I arrived at this question on reading about another issue, here.
I am unable to prove the above, even though attempt geometrical proof below:
Take $a,b,c,d$ as magnitudes of quantities (lengths). As no product term of $ab, cd$ is given so assuming right angle triangles (with right angle between sides of lengths $a,b$ & $c,d$), then $(a^2+b^2)$ leads to square of hypotenuse, let $h_1 (=\sqrt{a^2+b^2})$, similarly $(c^2+d^2)$ too, i.e. $h_2^2$. Their multiplication is $h_1^2h_2^2$.
The r.h.s. gives twice the product of sides of different triangles, i.e. $(a,c)$ & $(b,d)$. This algebraically means that the two triangles' sides should be multiplied. This in the simplest case is of a rectangle with sides of lengths $a,b,c,d$ with length $a=c, b=d$. This leads to r.h.s. as $2(a^2+b^2)$, so it leads to twice the sum of two hypotenuse's (let, $h_a, h_b$) square, i.e. $2(h_a^2+h_b^2)$. It satisfies for rectangle with side lengths $a=c, b=d$ & also for square with $a=b=c=d$. But, except for this simplest case, it makes difficult to interpret something useful from multiplying the different triangles sides.

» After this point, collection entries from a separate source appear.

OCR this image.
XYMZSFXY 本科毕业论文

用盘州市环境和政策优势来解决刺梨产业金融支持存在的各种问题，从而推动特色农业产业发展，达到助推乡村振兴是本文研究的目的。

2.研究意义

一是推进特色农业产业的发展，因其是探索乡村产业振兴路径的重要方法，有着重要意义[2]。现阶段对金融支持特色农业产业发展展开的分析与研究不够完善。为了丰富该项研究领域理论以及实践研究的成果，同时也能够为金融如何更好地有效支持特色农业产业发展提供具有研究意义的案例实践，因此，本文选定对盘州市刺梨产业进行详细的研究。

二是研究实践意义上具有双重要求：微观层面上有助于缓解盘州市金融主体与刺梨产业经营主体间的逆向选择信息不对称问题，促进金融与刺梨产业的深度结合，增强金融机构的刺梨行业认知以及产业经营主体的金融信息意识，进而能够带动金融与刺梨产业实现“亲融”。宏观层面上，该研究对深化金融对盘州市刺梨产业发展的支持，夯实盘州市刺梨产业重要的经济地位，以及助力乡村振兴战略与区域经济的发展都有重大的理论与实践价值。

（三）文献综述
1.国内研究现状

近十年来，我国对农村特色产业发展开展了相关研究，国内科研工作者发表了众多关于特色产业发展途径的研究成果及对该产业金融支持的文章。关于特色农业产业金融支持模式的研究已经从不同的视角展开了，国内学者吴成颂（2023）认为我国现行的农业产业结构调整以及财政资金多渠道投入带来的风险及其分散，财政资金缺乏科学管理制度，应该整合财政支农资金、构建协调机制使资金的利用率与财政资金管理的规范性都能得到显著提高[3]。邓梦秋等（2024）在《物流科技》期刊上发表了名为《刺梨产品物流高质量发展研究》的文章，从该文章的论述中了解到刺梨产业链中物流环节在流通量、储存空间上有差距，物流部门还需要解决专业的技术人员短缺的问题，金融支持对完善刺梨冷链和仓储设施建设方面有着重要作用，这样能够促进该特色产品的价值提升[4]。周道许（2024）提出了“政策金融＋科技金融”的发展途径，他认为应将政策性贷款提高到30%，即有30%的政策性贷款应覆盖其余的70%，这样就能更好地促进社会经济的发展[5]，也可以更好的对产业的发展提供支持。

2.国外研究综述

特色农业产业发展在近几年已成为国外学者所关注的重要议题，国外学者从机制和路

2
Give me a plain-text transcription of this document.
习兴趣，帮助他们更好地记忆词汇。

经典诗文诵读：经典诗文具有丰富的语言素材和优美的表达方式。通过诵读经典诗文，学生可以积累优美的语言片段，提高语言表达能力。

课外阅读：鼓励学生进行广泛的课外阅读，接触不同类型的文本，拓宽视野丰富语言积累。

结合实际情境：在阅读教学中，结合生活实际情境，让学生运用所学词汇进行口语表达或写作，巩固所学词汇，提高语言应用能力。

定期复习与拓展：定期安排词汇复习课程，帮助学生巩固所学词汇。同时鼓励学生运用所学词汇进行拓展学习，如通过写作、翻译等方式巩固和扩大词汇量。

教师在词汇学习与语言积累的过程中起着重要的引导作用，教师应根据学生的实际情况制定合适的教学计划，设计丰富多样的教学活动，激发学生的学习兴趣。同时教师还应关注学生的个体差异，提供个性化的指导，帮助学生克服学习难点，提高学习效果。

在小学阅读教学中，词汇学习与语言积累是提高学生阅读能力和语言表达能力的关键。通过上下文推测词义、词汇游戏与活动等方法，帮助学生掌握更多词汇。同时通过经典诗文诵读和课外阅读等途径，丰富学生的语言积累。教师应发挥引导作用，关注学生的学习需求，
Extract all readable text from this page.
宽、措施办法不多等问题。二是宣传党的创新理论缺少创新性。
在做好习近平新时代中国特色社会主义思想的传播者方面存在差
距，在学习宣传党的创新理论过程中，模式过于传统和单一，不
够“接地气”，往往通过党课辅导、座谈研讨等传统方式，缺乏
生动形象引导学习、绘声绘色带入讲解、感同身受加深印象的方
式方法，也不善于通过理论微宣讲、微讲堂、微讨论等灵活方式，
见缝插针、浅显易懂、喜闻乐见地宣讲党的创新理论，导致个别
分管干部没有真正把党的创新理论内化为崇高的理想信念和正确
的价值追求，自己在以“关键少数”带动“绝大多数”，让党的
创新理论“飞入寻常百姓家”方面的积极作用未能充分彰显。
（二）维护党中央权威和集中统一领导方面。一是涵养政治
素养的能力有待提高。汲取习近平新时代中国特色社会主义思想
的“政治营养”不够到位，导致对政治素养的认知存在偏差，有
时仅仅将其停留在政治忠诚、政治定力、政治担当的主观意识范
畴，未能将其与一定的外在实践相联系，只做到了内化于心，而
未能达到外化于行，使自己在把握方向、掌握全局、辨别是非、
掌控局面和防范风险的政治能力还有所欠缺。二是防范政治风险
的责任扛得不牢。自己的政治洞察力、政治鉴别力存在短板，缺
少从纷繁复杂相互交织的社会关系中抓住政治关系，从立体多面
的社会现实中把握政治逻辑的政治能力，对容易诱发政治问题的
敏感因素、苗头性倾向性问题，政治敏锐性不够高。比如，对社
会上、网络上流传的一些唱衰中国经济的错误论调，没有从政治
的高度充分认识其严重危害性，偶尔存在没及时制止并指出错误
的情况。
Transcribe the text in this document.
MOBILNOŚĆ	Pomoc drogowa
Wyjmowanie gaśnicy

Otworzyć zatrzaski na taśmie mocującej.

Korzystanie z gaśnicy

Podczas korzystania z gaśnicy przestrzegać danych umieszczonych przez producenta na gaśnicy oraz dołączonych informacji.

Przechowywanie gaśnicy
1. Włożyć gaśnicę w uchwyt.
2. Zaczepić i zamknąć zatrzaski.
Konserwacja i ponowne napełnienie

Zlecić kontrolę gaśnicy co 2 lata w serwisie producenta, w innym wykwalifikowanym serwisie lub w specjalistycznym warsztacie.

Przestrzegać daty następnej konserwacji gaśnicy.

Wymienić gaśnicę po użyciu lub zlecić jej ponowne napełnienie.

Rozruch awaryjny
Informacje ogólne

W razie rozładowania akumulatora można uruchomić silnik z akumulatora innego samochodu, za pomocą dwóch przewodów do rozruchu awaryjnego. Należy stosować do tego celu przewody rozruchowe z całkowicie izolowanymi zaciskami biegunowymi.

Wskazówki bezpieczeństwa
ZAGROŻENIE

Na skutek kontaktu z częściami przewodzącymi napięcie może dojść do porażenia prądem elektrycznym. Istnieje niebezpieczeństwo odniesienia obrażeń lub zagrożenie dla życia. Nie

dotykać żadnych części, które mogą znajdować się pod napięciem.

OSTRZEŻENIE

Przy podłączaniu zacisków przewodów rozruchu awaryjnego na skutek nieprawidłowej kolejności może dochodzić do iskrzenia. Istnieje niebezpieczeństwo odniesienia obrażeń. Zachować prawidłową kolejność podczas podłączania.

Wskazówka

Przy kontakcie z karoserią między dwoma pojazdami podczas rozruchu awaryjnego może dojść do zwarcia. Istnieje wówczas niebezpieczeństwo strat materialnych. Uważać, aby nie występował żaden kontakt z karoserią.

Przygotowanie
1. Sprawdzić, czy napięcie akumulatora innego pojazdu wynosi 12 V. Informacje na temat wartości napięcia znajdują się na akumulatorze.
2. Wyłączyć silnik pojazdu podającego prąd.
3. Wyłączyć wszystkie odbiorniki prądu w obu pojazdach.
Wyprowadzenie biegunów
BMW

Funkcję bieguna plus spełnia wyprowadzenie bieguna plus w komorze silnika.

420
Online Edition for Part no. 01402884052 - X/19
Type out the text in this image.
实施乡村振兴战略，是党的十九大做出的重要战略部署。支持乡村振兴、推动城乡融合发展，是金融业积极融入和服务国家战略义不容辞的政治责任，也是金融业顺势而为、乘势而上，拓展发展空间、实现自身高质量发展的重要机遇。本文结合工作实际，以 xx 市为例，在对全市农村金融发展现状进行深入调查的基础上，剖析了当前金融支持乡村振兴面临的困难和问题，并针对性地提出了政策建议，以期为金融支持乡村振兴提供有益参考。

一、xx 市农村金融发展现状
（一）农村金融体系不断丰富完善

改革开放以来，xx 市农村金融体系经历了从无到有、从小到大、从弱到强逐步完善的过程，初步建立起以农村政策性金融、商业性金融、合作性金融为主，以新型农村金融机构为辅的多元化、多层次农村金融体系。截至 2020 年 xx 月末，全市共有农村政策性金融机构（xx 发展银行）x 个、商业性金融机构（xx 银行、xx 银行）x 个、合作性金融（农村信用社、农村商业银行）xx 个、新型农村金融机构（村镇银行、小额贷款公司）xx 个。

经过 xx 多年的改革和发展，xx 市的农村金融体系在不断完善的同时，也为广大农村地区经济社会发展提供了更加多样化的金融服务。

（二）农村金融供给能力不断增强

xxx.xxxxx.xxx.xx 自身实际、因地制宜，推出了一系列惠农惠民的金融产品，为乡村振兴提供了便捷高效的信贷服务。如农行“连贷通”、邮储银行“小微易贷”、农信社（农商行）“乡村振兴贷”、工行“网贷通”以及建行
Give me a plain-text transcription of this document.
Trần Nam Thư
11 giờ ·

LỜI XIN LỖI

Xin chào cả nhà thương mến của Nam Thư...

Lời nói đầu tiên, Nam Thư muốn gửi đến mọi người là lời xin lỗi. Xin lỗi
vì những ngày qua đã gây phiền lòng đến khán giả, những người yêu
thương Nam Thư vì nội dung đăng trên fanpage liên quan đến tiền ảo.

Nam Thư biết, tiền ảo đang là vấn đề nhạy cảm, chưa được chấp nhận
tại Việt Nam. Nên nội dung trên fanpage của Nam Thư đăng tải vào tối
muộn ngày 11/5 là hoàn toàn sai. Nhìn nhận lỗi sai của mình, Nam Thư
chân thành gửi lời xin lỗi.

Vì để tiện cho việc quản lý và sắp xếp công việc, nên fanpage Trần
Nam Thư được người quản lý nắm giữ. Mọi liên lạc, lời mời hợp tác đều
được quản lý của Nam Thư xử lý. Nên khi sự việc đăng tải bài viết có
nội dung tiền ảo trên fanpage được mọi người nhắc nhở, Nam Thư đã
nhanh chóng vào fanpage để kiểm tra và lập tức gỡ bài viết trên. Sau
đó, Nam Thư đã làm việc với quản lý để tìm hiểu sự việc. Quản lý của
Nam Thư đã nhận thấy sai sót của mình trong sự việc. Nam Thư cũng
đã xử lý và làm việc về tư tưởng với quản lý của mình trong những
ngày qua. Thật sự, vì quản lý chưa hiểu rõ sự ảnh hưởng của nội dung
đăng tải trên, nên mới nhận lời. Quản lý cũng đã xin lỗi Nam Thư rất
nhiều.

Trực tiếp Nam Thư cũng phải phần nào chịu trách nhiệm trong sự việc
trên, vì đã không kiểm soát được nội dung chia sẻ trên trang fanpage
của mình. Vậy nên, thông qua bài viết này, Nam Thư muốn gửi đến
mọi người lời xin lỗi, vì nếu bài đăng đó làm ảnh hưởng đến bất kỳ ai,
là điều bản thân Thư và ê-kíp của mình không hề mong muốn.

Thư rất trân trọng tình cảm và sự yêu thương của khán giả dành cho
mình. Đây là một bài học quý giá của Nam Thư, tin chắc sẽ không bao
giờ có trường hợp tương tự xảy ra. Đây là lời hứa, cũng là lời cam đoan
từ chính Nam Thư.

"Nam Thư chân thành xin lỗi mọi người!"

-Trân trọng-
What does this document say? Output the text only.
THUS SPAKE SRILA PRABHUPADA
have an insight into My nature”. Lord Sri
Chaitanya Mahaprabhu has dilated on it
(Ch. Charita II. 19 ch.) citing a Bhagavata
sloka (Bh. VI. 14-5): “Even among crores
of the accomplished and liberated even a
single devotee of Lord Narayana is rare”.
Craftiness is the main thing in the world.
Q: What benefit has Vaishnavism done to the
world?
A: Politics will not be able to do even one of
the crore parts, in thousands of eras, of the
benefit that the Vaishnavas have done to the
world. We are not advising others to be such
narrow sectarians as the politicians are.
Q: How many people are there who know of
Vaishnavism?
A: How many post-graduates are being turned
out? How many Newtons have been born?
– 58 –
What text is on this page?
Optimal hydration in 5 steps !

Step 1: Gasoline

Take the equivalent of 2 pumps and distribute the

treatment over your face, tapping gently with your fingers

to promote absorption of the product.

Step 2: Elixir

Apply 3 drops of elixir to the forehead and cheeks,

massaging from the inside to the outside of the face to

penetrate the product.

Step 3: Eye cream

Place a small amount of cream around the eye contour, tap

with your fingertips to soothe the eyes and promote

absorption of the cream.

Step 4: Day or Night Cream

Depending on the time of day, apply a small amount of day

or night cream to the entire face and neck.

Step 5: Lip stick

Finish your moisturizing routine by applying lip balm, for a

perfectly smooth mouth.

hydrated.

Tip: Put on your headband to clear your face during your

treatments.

I request proofs using any / all of the 3 criteria:
(i) geometrical,
(ii) algebraic,
(iii) complex number based approach
Update : Sorry, for faulty question, as one comment to post has shown.
This
$$(a^2+b^2)(c^2+d^2)= 2ac + 2bd$$
is not true for all values of $a,b,c,d.$
As a counter example let $a=2,b=3,c=4,d=5$
We get $(13)(41)=16+30$ which is not true.